Speech Overview

Understanding and Generating Spoken Language

... Simple inquiries about bank balance, movie schedules, and phone call transfers can already be handled by telephone-speech recognizers. ... Voice activated data entry is particularly useful in medical or darkroom applications, where hands and eyes are unavailable, or in hands-busy or eyes-busy command and control applications. Speech could be used to provide more accessibility for the handicapped ... and to create high-tech amenities (intelligent houses, cars, etc.)
- Alex Waibel and Kai-Fu Lee, from Readings in Speech Recognition 

The 1990s saw the first commercialization of spoken language understanding systems. Computers can now understand and react to humans speaking in a natural manner in ordinary languages within a limited domain. Basic and applied research in signal processing, computational linguistics and artificial intelligence have been combined to open up new possibilities in human-computer interfaces.

Definition of the Area

Speech Understanding: "Automatic speech recognition (ASR) is one of the fastest growing and commercially most promising applications of natural language technology.

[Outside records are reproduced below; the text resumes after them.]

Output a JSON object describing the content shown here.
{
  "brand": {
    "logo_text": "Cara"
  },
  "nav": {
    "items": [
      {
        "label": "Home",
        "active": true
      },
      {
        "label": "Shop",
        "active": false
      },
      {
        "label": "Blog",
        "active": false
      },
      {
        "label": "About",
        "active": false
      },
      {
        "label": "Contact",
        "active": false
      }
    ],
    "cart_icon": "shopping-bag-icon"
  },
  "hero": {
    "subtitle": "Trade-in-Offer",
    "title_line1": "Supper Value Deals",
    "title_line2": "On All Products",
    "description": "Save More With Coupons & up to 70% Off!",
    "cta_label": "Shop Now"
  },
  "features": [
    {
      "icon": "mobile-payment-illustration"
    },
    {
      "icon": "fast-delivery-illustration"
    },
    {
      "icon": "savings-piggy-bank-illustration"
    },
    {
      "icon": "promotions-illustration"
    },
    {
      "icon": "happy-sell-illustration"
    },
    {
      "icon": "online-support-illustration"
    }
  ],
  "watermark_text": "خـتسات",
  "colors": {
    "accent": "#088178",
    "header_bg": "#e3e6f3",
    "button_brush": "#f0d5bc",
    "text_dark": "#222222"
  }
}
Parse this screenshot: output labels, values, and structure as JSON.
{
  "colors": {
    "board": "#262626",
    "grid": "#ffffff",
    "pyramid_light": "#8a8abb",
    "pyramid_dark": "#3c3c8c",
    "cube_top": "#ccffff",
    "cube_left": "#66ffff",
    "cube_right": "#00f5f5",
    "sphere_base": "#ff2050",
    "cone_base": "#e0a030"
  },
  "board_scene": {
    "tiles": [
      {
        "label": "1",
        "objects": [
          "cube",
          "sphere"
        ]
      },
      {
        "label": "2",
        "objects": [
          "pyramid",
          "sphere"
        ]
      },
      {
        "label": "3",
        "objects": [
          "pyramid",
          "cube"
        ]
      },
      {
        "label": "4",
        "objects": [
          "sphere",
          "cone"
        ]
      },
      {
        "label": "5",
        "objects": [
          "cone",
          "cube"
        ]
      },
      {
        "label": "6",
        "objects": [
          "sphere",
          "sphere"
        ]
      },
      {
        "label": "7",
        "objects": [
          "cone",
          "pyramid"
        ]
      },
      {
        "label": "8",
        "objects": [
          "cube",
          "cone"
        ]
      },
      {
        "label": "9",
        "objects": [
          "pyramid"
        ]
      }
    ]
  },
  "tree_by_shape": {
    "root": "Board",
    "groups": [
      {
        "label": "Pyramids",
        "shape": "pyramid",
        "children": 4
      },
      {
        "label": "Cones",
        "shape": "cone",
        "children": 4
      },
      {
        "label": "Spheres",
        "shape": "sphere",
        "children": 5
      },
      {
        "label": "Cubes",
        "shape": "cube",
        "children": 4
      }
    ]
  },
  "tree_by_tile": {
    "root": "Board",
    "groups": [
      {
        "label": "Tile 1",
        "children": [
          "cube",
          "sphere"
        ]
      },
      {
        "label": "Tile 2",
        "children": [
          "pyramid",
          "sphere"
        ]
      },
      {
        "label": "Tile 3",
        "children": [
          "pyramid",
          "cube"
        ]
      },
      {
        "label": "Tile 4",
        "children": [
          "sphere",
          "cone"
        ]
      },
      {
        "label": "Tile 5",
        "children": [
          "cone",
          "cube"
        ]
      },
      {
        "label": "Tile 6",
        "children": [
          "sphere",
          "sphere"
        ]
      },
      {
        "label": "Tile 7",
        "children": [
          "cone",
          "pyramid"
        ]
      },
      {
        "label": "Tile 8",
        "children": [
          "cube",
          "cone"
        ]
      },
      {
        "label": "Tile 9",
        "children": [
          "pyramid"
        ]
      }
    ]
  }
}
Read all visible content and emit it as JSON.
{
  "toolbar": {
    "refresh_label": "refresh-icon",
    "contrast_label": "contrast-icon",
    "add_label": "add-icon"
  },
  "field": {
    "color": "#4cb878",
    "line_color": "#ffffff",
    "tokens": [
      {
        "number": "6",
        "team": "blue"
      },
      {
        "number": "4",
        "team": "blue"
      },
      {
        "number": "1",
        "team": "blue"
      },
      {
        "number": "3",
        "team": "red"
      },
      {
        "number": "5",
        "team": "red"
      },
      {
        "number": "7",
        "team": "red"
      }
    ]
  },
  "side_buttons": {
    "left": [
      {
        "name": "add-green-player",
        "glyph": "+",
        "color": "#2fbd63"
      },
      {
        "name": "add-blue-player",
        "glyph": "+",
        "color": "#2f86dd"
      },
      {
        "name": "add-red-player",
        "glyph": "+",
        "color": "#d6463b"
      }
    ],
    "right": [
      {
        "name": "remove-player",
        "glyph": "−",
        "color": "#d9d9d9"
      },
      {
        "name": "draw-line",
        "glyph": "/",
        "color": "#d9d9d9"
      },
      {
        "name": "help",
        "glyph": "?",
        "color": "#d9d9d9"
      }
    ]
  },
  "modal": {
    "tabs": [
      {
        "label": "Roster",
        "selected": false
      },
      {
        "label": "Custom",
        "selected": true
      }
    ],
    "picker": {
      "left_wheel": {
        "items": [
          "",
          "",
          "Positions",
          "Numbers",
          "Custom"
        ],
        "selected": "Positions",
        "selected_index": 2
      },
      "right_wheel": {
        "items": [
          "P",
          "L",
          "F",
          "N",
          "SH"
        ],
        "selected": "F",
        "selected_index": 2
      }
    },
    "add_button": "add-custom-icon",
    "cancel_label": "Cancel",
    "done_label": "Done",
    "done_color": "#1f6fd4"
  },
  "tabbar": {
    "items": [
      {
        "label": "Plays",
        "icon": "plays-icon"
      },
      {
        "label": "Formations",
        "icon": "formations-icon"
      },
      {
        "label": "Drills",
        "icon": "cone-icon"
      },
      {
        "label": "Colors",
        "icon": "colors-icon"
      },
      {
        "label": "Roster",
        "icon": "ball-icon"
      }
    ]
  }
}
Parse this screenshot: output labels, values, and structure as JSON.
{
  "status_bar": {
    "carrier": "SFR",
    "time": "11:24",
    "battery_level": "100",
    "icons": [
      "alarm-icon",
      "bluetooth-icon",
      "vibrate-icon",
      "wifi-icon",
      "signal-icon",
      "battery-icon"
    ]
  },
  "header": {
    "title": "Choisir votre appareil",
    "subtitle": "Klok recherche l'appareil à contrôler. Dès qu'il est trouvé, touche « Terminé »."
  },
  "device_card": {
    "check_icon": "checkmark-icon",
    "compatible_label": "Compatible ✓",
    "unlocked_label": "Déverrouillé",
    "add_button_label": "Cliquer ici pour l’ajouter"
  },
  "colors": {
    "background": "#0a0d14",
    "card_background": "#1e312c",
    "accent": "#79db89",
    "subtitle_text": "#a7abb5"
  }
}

Speech is the most natural communicative medium for humans in many situations, including applications such as giving dictation; querying database or information-retrieval systems; or generally giving commands to a computer or other device, especially in environments where keyboard input is awkward or impossible (for example, because one’s hands are required for other tasks)." From Linguistic Knowledge and Empirical Methods in Speech Recognition. By Andreas Stolcke. (1997). AI Magazine 18 (4): 25-32.

Speech Synthesis: "Synthetic-speech researchers ... have been tackling a much tougher challenge: making computers say anything a live person could say, and in a voice that sounds natural." From Making Computers Talk. Andy Aaron, Ellen Eide and John F. Pitrelli. Scientific American Explore (March 17, 2003).